The key point is that behaviors are the triggers. Do something that evolution has favored, and you get a hit. Don’t do it, and you don’t get your fix.

And this is precisely why drugs can so brutally derail lives. Ingesting, inhaling or injecting intoxicants — in concentrations far higher than our bodies were designed to reward us with — overwhelms a system carefully calibrated over millions of years. These substances hijack our internal mechanisms. They remove the need for the animal to input a behavior, before receiving a chemical dose. In other words, pharmaceuticals and street drugs offer a false fast track to reward — a shortcut to the sensation that we’re doing something beneficial.

This is a critical nuance for understanding addiction. With access to external drugs, the animal isn’t required to “work” first — to forage, flee, socialize or protect. Instead, he goes straight to reward.

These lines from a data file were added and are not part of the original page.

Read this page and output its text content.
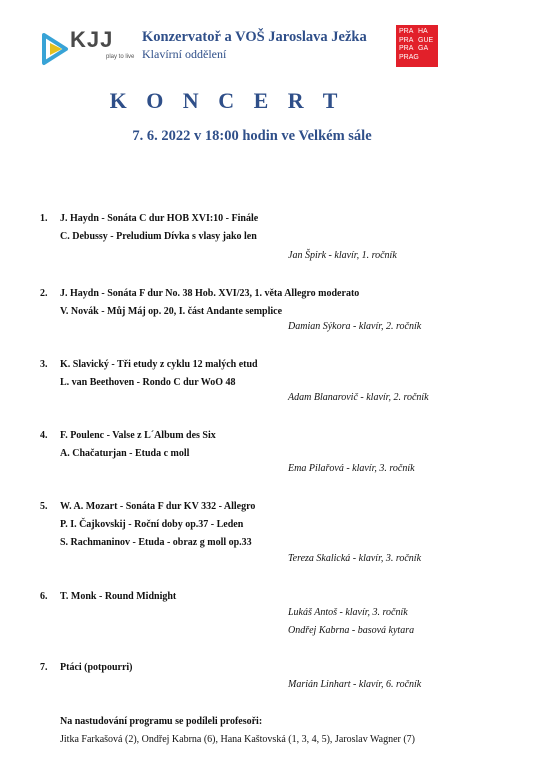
KJJ
play to live
Konzervatoř a VOŠ Jaroslava Ježka
Klavírní oddělení
PRA
PRA
PRA
PRAG
HA
GUE
GA
K O N C E R T
7. 6. 2022 v 18:00 hodin ve Velkém sále
1. J. Haydn - Sonáta C dur HOB XVI:10 - Finále
C. Debussy - Preludium Dívka s vlasy jako len
Jan Špirk - klavír, 1. ročník
2. J. Haydn - Sonáta F dur No. 38 Hob. XVI/23, 1. věta Allegro moderato
V. Novák - Můj Máj op. 20, I. část Andante semplice
Damian Sýkora - klavír, 2. ročník
3. K. Slavický - Tři etudy z cyklu 12 malých etud
L. van Beethoven - Rondo C dur WoO 48
Adam Blanarovič - klavír, 2. ročník
4. F. Poulenc - Valse z L´Album des Six
A. Chačaturjan - Etuda c moll
Ema Pilařová - klavír, 3. ročník
5. W. A. Mozart - Sonáta F dur KV 332 - Allegro
P. I. Čajkovskij - Roční doby op.37 - Leden
S. Rachmaninov - Etuda - obraz g moll op.33
Tereza Skalická - klavír, 3. ročník
6. T. Monk - Round Midnight
Lukáš Antoš - klavír, 3. ročník
Ondřej Kabrna - basová kytara
7. Ptáci (potpourri)
Marián Linhart - klavír, 6. ročník
Na nastudování programu se podíleli profesoři:
Jitka Farkašová (2), Ondřej Kabrna (6), Hana Kaštovská (1, 3, 4, 5), Jaroslav Wagner (7)
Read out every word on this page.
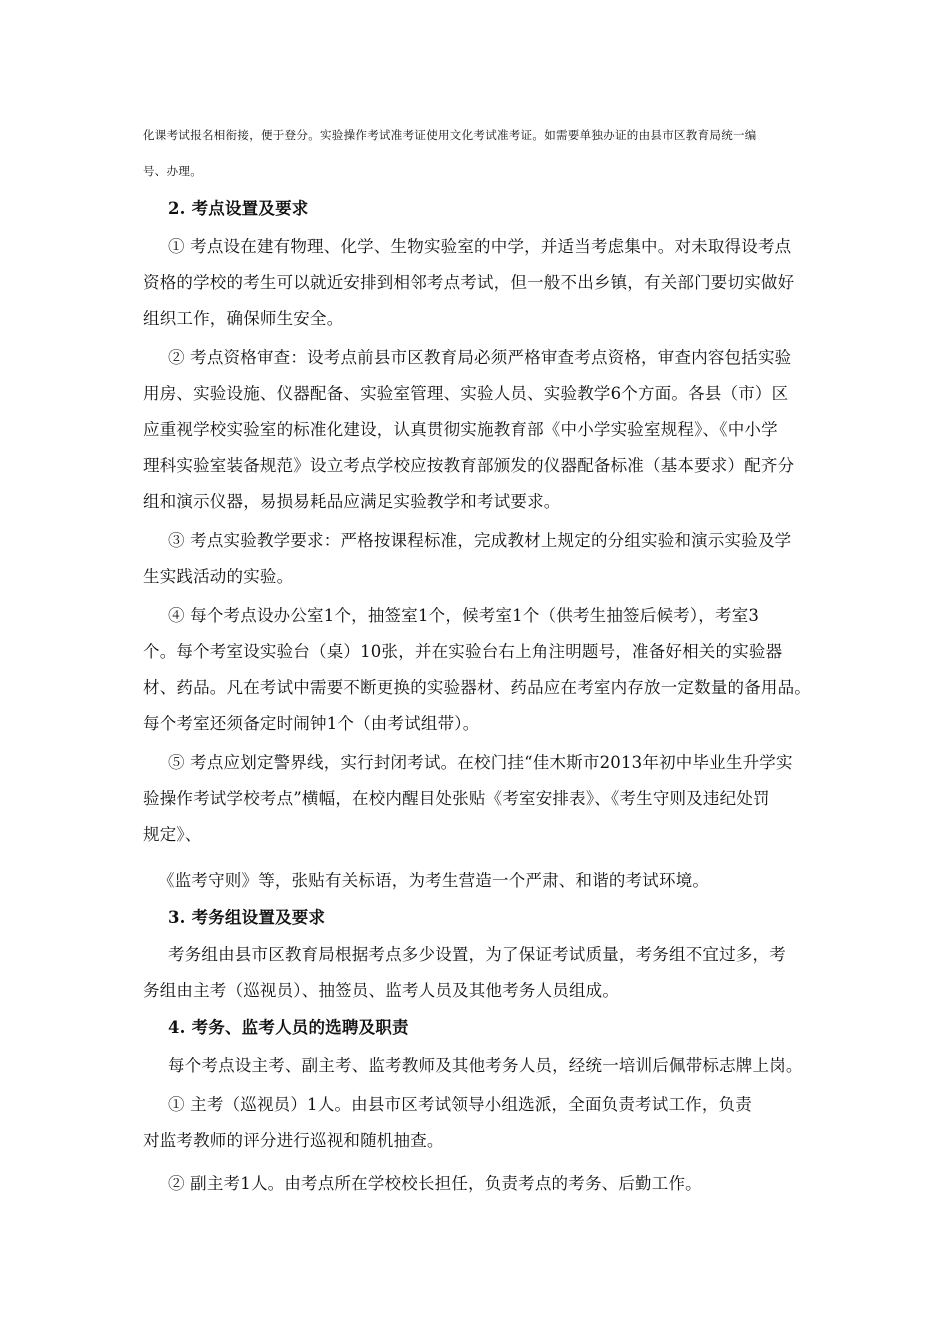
化课考试报名相衔接，便于登分。实验操作考试准考证使用文化考试准考证。如需要单独办证的由县市区教育局统一编
号、办理。
2. 考点设置及要求
① 考点设在建有物理、化学、生物实验室的中学，并适当考虑集中。对未取得设考点
资格的学校的考生可以就近安排到相邻考点考试，但一般不出乡镇，有关部门要切实做好
组织工作，确保师生安全。
② 考点资格审查：设考点前县市区教育局必须严格审查考点资格，审查内容包括实验
用房、实验设施、仪器配备、实验室管理、实验人员、实验教学6个方面。各县（市）区
应重视学校实验室的标准化建设，认真贯彻实施教育部《中小学实验室规程》、《中小学
理科实验室装备规范》设立考点学校应按教育部颁发的仪器配备标准（基本要求）配齐分
组和演示仪器，易损易耗品应满足实验教学和考试要求。
③ 考点实验教学要求：严格按课程标准，完成教材上规定的分组实验和演示实验及学
生实践活动的实验。
④ 每个考点设办公室1个，抽签室1个，候考室1个（供考生抽签后候考），考室3
个。每个考室设实验台（桌）10张，并在实验台右上角注明题号，准备好相关的实验器
材、药品。凡在考试中需要不断更换的实验器材、药品应在考室内存放一定数量的备用品。
每个考室还须备定时闹钟1个（由考试组带）。
⑤ 考点应划定警界线，实行封闭考试。在校门挂“佳木斯市2013年初中毕业生升学实
验操作考试学校考点”横幅，在校内醒目处张贴《考室安排表》、《考生守则及违纪处罚
规定》、
《监考守则》等，张贴有关标语，为考生营造一个严肃、和谐的考试环境。
3. 考务组设置及要求
考务组由县市区教育局根据考点多少设置，为了保证考试质量，考务组不宜过多，考
务组由主考（巡视员）、抽签员、监考人员及其他考务人员组成。
4. 考务、监考人员的选聘及职责
每个考点设主考、副主考、监考教师及其他考务人员，经统一培训后佩带标志牌上岗。
① 主考（巡视员）1人。由县市区考试领导小组选派，全面负责考试工作，负责
对监考教师的评分进行巡视和随机抽查。
② 副主考1人。由考点所在学校校长担任，负责考点的考务、后勤工作。
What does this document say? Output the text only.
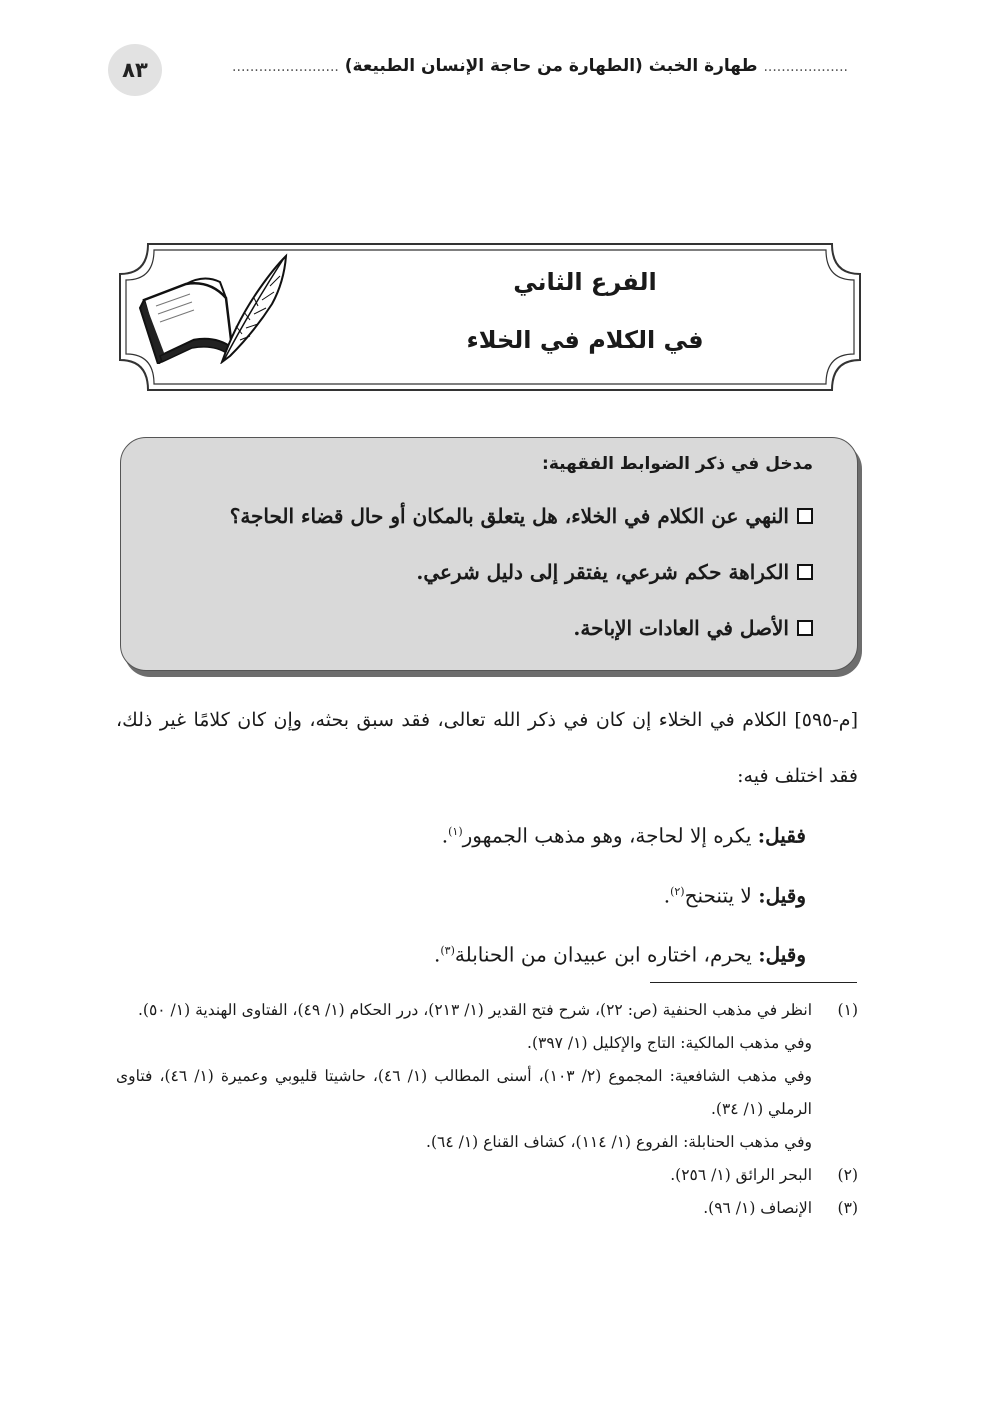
٨٣	................... طهارة الخبث (الطهارة من حاجة الإنسان الطبيعة) ........................
الفرع الثاني
في الكلام في الخلاء
مدخل في ذكر الضوابط الفقهية:
النهي عن الكلام في الخلاء، هل يتعلق بالمكان أو حال قضاء الحاجة؟
الكراهة حكم شرعي، يفتقر إلى دليل شرعي.
الأصل في العادات الإباحة.

[م-٥٩٥] الكلام في الخلاء إن كان في ذكر الله تعالى، فقد سبق بحثه، وإن كان كلامًا غير ذلك، فقد اختلف فيه:

فقيل: يكره إلا لحاجة، وهو مذهب الجمهور$^{(١)}$.

وقيل: لا يتنحنح$^{(٢)}$.

وقيل: يحرم، اختاره ابن عبيدان من الحنابلة$^{(٣)}$.

(١)

انظر في مذهب الحنفية (ص: ٢٢)، شرح فتح القدير (١/ ٢١٣)، درر الحكام (١/ ٤٩)، الفتاوى الهندية (١/ ٥٠).

وفي مذهب المالكية: التاج والإكليل (١/ ٣٩٧).

وفي مذهب الشافعية: المجموع (٢/ ١٠٣)، أسنى المطالب (١/ ٤٦)، حاشيتا قليوبي وعميرة (١/ ٤٦)، فتاوى الرملي (١/ ٣٤).

وفي مذهب الحنابلة: الفروع (١/ ١١٤)، كشاف القناع (١/ ٦٤).

(٢)

البحر الرائق (١/ ٢٥٦).

(٣)

الإنصاف (١/ ٩٦).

The chemicals provide a false signal to the animal’s brain that his fitness has improved, although it has not actually changed at all.

Why go through a half-hour of awkward small talk at an office party when a martini or two can trick your brain into thinking you’ve already done some social bonding? Drugs tell users’ brains that they’ve just done an important, fitness-enhancing task.

Ultimately, however, the powerful urge to use and reuse is provided by brain biology that evolved because it maximized survival. Seen this way, we’re all born addicts. Substance addiction and behavioral addiction are linked. Their common language is in the shared neurocircuitry that rewards fitness-promoting behaviors.

Consider the most common behavioral addictions from an evolutionary perspective. Sex. Binge eating. Exercise. Working. They are exceedingly fitness enhancing.

I know that's a long portion to quote, but I thought it was really good. I like marijuana—a lot. But, I do recognize the "shortcut" aspect of a drug and it's value in careful use over habitual use that might put someone in a loop of forever "shortcutting" and never growing or fulfilling real, true "fitness enhancing."

So, I must now dig into my notes from being high and look into practices for day to day life that can help me feel the calmness, the love and peace, the sense that everything was OK, that I felt in Amsterdam. (They are probably not "Shopping. Accumulating wealth. Dating. House hunting. Interior decorating. Cooking." as that article notes and more likely sex, exercise, mediation and maybe some ritualistic grooming (?)—more on all coming soon, and I'll further explain the last one...

Still, the quarterly smoke would be nice.